No writing assistance was utilized in the production of this manuscript.
• From a radiobiological perspective, high-dose rate brachytherapy (HDR-BT) boost is advantageous because the shortened course of HDR-BT boost (vs external beam radiation therapy [EBRT] alone) minimizes cancer cell repopulation; and given the lower α/β ratio for prostate cancer than late-responding tissues, there is potential for therapeutic gain and minimized toxicity to surrounding tissues with larger fraction sizes.
• From a radiophysics perspective, HDR-BT is advantageous because a remote afterloading system (RALS) automatically deploys and retracts a single small radioactive source along the implant needle at specific positions. The RALS and inverse dose optimization planning allows HDR-BT to maximize the dose delivered to the prostate and minimize the dose delivered to the bladder and rectum.
• From the patient’s perspective, with HDR-BT boost, the total time of conventionally fractionated EBRT is minimized typically to about 20 fractions over 4 weeks.
• HDR-BT boost schedules vary among institutions. Generally, EBRT is delivered to a total dose of 36–54 Gy, 1.8–2.0 Gy per fraction, for about 20 fractions that span over ∼4 weeks. HDR-BT is typically delivered to a total dose of 12–30 Gy, 5–15 Gy per fraction, for 1–4 fractions.
• FFBF rates at 5 years for low-, intermediate- and high-risk patients have generally been 85–100%, 68–97%, 63–85%, respectively. Five year rates of prostate cancer-specific mortality (PCSM), overall survival (OS), local recurrent (LR) and distant metastasis (DM) have been 99–100%, 85–100%, 0–8% and 0–12%, respectively.

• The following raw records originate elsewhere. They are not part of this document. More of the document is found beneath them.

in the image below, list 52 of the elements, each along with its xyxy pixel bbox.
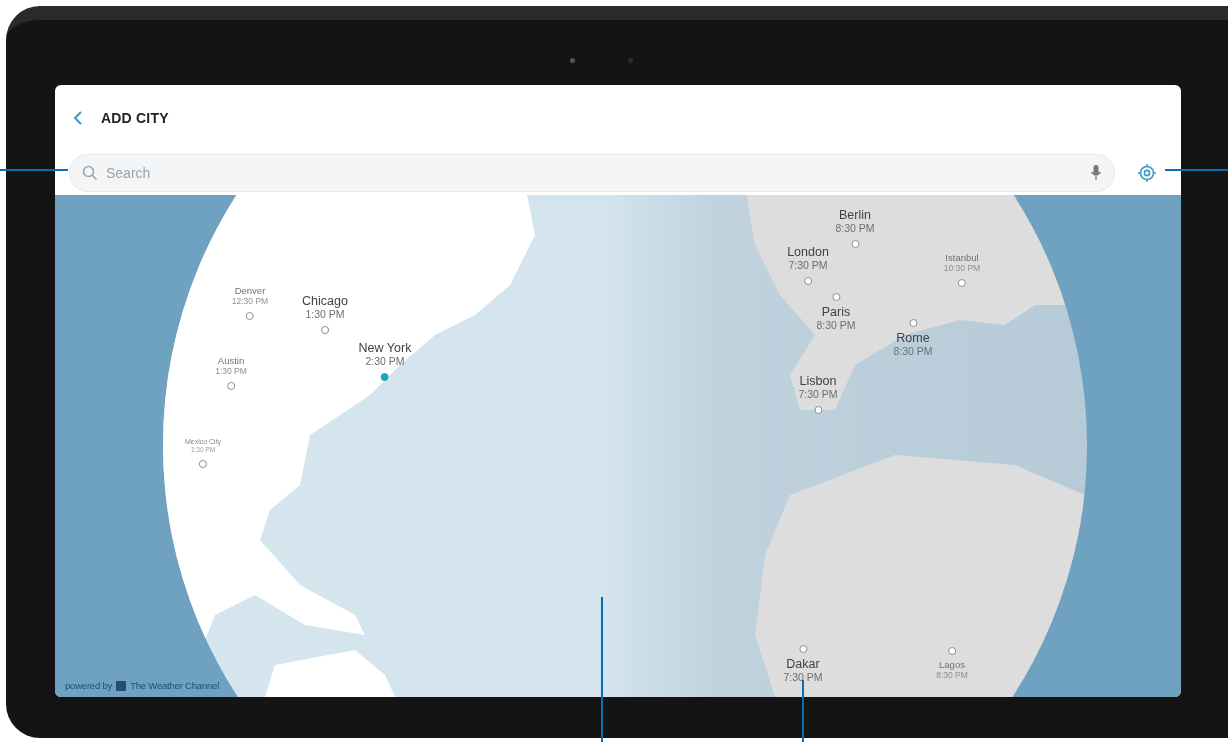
city-name: Berlin — [839, 208, 871, 222]
search-bar[interactable]: Search — [69, 154, 1115, 192]
city-time: 2:30 PM — [365, 355, 405, 367]
world-map-drawing[interactable] — [55, 195, 1181, 697]
city-time: 8:30 PM — [816, 319, 856, 331]
city-marker[interactable] — [814, 406, 822, 414]
city-name: Rome — [896, 331, 930, 345]
city-name: Dakar — [786, 657, 820, 671]
city-marker[interactable] — [227, 382, 235, 390]
attribution-text: powered by — [65, 680, 113, 691]
attribution-brand: The Weather Channel — [130, 680, 220, 691]
city-marker[interactable] — [799, 645, 807, 653]
city-time: 7:30 PM — [788, 259, 828, 271]
search-icon — [82, 165, 98, 181]
leader-line — [0, 169, 68, 171]
city-marker[interactable] — [199, 460, 207, 468]
city-time: 8:30 PM — [936, 670, 968, 680]
search-field[interactable]: Search — [104, 164, 1084, 182]
city-time: 7:30 PM — [783, 671, 823, 683]
city-time: 8:30 PM — [835, 222, 875, 234]
city-time: 1:30 PM — [215, 366, 247, 376]
location-target-icon[interactable] — [1137, 163, 1157, 183]
city-name: Denver — [234, 285, 266, 296]
city-marker[interactable] — [381, 373, 389, 381]
microphone-icon[interactable] — [1090, 164, 1102, 182]
city-name: Lisbon — [799, 374, 837, 388]
city-marker[interactable] — [958, 279, 966, 287]
screen-title: ADD CITY — [101, 110, 169, 126]
city-marker[interactable] — [832, 293, 840, 301]
city-name: Istanbul — [945, 252, 979, 263]
city-name: New York — [358, 341, 412, 355]
leader-line — [1165, 169, 1228, 171]
sensor-icon — [628, 58, 633, 63]
city-time: 7:30 PM — [798, 388, 838, 400]
city-name: Austin — [217, 355, 245, 366]
city-time: 12:30 PM — [231, 296, 269, 306]
city-name: Paris — [821, 305, 851, 319]
leader-line — [802, 680, 804, 742]
city-name: London — [787, 245, 829, 259]
city-marker[interactable] — [948, 647, 956, 655]
city-marker[interactable] — [246, 312, 254, 320]
weather-logo-icon — [116, 680, 127, 691]
city-marker[interactable] — [804, 277, 812, 285]
city-name: Lagos — [939, 659, 965, 670]
city-time: 1:30 PM — [305, 308, 345, 320]
city-name: Chicago — [302, 294, 348, 308]
camera-icon — [570, 58, 575, 63]
city-marker[interactable] — [321, 326, 329, 334]
city-marker[interactable] — [909, 319, 917, 327]
city-time: 8:30 PM — [893, 345, 933, 357]
city-marker[interactable] — [851, 240, 859, 248]
city-time: 10:30 PM — [943, 263, 981, 273]
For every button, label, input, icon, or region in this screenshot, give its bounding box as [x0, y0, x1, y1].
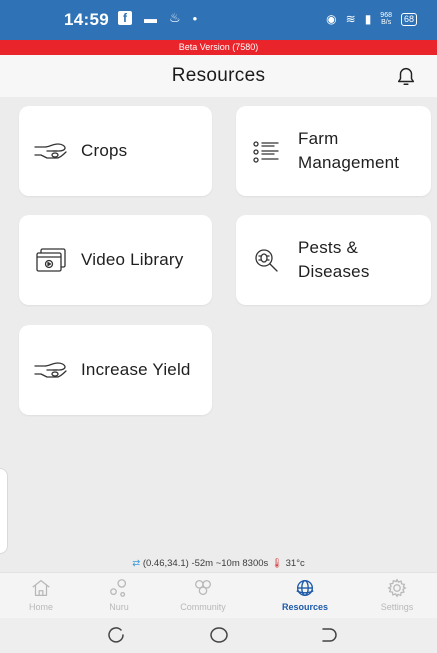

• HDR-BT boost dose-escalation studies show that outcomes are improved with BEDs > ∼200–220 Gy (combined from HDR-BT and EBRT). Other factors predicting outcome include Gleason score (GS) and prostate-specific antigen (PSA) nadir.
• The most significant late toxicity of HDR-BT boost is urethral stricture, which occurs in up to 8% of patients.
• Certain limitations exist in drawing conclusions from the currently published studies, including limited number of patients; definitions of risk groups; definitions of biochemical failure; and unrefined reports of toxicity.
• Comparative effectiveness (CER) research will help to define the proper role of HDR-BT for specific prostate cancer patients its combination with other treatment modalities.